This is a great article from Bob Ford about the Wild-gimmick
Bob Ford--Philly Inquirer
There is a story in one of the national magazines this week about a high school football coach in Arkansas who has decided that punting and placekicking are just things he's not that into any longer.
If you look around every season, you can find something like this, some strange twist on the old way of playing football, some team out in the boonies that puts in lefthanded players for plays to the left, or snaps the ball sideways, or has finally perfected the hidden-ball trick.
It gets boring as you stand around monitoring fourth-period gym class and the mind tends to wander. You come up with things.
Kevin Kelley, the football coach at Pulaski Academy in Little Rock, hasn't punted since 2007. He doesn't much like to try field goals, either.
"The average punt in high school nets you 30 yards, but we convert around half our fourth downs, so it doesn't make sense to give up the ball," Kelley told Jon Wertheim of Sports Illustrated. "Besides, if your offense knows it has four downs instead of three, it totally changes the game. I don't believe in punting and really can't ever see doing it again."
I don't know if Andy Reid subscribes to SI, or if he has time for idle reading during the football season, but if he does, look out, Sav Rocca. This is, after all, the season of copycat innovation for Reid, who has become infatuated with the Wildcat offensive wrinkle, apparently to the extent that he added a convicted felon to the roster just to make the playbook even more fascinating.
The Wildcat and its various offshoots came along for essentially the same reason that Kelley decided not to have a punter on his roster. If Pulaski Academy had a punter who could consistently net 50 yards, Kelley would punt. If there were a placekicker on the roster who was reliable on field-goal attempts of up to 40 yards or so, he'd try some field goals. That's not the case, however, and the odds tell Kelley he's better off going for it on fourth down.
In the same way, the option packages and direct-snap wrinkles came along because teams didn't have good passing quarterbacks. The Wildcat may eventually become a forgotten orphan - at least at the pro level - but right now it has a clamoring mob of fathers.
Some believe it developed (from murky mists of the single-wing and wing-T formations) at West Genesee High School in New York state, where Steve Bush, now an assistant with the Miami Dolphins, coached the Wildcats.
Others give parentage to Hugh Wyatt, a mad blackboard scribbler for the La Center High School Wildcats in Washington state, or to the coaching staff of the Kansas State Wildcats a decade ago.
It is probably all the above with variations thrown in, the way jazz musicians can improvise on a melody. For the Eagles' purposes, with the whole Michael Vick tangent, it's just a good thing the offense didn't start at a high school where the nickname was the Pit Bulls, or the Fighting Dogs, or the Jumper Cables.
Last week against the Saints, with Kevin Kolb at quarterback, the Eagles ran some form of what Reid calls their Wildcat a total of 12 times, according to the coach. Nine of those plays had direct snaps to either a receiver or a running back, and the three others snaps to Kolb that initiated a sprint-out or Wishbone-type option package.

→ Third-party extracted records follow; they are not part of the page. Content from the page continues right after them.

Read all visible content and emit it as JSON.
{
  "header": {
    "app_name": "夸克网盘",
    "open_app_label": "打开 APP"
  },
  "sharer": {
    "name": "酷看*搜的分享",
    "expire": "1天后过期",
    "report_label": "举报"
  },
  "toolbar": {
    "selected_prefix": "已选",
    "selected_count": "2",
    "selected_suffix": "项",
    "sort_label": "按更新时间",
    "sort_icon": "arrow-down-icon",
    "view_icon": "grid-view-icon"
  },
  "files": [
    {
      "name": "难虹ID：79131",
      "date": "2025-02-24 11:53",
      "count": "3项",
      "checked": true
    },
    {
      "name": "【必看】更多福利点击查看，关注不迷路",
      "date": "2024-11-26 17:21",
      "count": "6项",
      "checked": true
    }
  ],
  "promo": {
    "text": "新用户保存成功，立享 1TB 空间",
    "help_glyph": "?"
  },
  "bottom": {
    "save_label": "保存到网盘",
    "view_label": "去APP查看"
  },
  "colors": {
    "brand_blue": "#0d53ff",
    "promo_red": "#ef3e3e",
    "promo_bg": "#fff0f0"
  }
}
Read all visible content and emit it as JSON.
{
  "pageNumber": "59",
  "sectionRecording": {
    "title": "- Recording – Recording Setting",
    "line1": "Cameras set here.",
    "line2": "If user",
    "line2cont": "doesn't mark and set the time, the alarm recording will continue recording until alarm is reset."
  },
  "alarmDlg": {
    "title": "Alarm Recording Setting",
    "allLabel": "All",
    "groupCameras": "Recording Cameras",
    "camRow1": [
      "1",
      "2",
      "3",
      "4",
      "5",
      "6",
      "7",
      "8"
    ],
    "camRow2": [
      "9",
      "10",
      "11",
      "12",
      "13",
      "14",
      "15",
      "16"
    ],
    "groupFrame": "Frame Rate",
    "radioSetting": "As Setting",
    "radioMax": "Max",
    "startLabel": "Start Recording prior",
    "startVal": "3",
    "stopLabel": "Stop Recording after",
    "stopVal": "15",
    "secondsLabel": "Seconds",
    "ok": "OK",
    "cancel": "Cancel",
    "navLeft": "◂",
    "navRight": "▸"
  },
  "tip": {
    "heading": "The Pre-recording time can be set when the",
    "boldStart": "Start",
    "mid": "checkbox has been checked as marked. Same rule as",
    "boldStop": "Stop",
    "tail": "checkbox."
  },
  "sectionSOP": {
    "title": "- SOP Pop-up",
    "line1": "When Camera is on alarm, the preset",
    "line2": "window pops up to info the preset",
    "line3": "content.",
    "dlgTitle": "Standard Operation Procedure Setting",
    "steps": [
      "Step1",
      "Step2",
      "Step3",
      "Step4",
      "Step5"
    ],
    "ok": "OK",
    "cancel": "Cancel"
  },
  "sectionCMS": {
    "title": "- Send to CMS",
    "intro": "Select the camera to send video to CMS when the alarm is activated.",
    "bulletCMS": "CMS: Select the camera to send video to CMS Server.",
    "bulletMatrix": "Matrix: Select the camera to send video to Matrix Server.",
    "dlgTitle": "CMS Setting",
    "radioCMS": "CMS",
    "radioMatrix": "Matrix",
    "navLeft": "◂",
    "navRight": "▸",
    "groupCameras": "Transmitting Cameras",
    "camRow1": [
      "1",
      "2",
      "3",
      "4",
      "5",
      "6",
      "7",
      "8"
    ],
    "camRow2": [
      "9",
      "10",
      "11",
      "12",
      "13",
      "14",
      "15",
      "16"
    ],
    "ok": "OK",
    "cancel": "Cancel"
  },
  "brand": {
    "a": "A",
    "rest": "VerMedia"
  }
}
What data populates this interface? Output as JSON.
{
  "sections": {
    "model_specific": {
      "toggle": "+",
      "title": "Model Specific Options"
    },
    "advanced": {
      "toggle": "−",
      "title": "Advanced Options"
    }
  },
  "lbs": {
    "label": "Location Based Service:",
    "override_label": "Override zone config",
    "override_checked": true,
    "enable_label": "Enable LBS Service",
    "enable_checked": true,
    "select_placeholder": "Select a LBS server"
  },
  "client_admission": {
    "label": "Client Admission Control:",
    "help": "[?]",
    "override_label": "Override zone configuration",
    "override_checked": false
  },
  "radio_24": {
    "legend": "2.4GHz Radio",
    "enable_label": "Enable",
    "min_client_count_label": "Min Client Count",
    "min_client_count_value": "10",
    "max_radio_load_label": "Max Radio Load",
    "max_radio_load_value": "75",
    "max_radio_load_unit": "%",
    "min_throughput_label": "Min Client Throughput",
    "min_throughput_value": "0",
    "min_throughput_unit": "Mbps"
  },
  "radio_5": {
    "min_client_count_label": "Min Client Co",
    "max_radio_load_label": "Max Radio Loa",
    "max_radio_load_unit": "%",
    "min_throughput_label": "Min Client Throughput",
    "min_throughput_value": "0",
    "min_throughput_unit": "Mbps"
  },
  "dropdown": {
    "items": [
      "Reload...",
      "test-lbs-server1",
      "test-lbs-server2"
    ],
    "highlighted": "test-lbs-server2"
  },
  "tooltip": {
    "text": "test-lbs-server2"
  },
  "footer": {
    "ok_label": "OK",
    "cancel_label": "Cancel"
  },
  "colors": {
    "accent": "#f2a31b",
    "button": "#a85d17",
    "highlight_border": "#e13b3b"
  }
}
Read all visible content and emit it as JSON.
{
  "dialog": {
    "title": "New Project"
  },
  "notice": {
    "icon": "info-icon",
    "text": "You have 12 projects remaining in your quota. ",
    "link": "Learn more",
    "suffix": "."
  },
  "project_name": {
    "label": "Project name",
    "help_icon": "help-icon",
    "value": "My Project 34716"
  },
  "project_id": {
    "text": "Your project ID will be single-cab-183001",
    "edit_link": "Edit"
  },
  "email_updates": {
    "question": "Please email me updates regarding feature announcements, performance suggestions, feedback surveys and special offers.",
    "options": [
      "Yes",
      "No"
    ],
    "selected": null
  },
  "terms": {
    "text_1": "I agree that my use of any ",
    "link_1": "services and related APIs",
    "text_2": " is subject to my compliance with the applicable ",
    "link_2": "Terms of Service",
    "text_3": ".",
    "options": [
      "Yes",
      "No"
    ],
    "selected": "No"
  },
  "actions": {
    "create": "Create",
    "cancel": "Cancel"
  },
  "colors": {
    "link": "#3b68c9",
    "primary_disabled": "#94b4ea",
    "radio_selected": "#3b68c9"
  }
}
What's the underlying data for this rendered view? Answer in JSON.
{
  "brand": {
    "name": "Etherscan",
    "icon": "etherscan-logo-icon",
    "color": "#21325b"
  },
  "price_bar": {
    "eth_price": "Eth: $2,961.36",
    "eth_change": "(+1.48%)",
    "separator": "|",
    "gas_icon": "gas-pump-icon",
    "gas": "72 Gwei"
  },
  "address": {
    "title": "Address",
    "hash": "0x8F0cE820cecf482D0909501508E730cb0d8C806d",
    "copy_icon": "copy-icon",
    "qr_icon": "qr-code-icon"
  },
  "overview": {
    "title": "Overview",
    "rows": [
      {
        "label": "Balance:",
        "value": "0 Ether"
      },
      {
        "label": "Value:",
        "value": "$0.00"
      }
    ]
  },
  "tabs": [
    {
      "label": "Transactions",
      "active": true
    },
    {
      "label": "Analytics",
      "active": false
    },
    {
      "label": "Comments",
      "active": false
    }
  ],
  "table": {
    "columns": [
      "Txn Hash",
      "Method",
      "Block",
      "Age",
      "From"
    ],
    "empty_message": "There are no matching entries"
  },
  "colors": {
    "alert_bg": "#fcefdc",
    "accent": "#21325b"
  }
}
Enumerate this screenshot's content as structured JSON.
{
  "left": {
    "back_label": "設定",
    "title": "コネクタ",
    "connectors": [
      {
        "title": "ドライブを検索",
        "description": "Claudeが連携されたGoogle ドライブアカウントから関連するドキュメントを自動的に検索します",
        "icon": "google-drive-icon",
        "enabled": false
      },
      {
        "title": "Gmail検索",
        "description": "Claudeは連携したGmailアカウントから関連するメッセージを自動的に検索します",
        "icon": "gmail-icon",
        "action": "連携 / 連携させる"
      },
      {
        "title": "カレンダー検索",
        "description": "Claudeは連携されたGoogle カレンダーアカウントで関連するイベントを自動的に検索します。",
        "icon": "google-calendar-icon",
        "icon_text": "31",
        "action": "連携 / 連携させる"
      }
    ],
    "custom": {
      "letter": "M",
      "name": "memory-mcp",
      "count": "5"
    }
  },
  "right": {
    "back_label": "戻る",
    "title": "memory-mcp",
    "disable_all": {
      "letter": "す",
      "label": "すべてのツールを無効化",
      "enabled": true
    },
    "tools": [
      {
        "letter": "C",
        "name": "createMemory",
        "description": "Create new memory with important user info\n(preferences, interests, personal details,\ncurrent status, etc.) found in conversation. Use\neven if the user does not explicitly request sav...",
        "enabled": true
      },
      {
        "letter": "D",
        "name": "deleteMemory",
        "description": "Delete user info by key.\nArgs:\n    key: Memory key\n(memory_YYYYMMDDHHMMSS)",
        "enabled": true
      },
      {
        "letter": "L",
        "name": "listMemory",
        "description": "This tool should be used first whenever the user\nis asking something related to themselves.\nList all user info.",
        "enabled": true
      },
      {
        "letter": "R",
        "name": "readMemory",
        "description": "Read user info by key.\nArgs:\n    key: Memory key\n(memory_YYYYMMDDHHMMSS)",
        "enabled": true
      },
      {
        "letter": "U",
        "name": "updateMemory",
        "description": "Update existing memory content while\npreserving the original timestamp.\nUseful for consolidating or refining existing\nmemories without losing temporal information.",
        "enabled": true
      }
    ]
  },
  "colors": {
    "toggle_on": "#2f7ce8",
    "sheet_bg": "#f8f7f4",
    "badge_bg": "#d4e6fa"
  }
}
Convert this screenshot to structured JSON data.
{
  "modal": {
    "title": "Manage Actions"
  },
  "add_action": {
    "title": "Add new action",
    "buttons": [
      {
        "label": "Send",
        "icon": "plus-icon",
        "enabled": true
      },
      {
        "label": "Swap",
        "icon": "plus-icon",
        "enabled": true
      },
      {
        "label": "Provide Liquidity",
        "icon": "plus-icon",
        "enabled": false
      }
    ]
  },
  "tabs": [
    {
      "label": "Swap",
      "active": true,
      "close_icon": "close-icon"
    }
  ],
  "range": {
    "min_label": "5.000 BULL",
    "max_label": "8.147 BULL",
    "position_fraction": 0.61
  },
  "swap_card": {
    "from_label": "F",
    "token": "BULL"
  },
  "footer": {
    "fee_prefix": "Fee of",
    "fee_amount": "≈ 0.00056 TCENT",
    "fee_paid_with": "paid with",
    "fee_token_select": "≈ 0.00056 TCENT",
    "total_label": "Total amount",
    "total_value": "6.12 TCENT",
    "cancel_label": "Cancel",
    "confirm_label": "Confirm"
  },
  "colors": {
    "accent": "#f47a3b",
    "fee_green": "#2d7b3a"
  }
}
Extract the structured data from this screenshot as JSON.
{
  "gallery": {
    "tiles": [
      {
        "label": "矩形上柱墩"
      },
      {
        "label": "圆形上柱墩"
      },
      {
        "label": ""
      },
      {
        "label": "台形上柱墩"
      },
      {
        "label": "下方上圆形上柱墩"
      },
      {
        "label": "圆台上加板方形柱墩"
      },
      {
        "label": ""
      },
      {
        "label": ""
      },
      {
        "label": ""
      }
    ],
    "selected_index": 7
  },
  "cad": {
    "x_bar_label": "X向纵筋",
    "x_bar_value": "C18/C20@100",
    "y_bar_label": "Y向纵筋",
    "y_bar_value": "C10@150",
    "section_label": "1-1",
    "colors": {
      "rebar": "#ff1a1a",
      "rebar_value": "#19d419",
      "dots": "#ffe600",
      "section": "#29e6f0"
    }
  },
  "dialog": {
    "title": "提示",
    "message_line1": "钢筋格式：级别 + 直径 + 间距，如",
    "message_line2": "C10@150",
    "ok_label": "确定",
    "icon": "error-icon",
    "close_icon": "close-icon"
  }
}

Overall, the Wildcat was 16 percent of the offense, which is a deep wrinkle, almost a crease. In the first half, before the game became a chuck-and-duck affair for Kolb, it was 23 percent. In other words, Andy likes his toy.
The strategy is defensible for the time being because it worked reasonably well, but mostly defensible because it took heat off Kolb and because the wrinkles came while the regular group was on the field. That dynamic will change, however, with Vick now eligible and whenever Donovan McNabb returns to the lineup.
There is an undeniable element of surprise that helps the Wildcat. That element will disappear every time Vick runs onto the field to join the huddle. (Indeed, the only logical use of Vick is as the regular quarterback in an offense that is 100 percent Wildcat, but that's fodder for another time.) As it is now, when Vick comes into the game for his five or 10 plays or whatever it might be, the surprise is lost and the advantage swings to the defense.
Then there is the question of why it makes sense to use the Wildcat at all when McNabb is playing. This is an offense that was invented to cover the flaws of quarterbacks who can't throw as well as McNabb. Turning McNabb into a wide receiver and placing someone who isn't as good at the quarterback position may be exciting and different, but eventually it will get you beat.
Kevin Kelley is a smart man and an innovator, but if he had a punter, he'd punt. And if he had McNabb at quarterback, he'd damn sure leave him back there. Sometimes it doesn't pay to get too smart.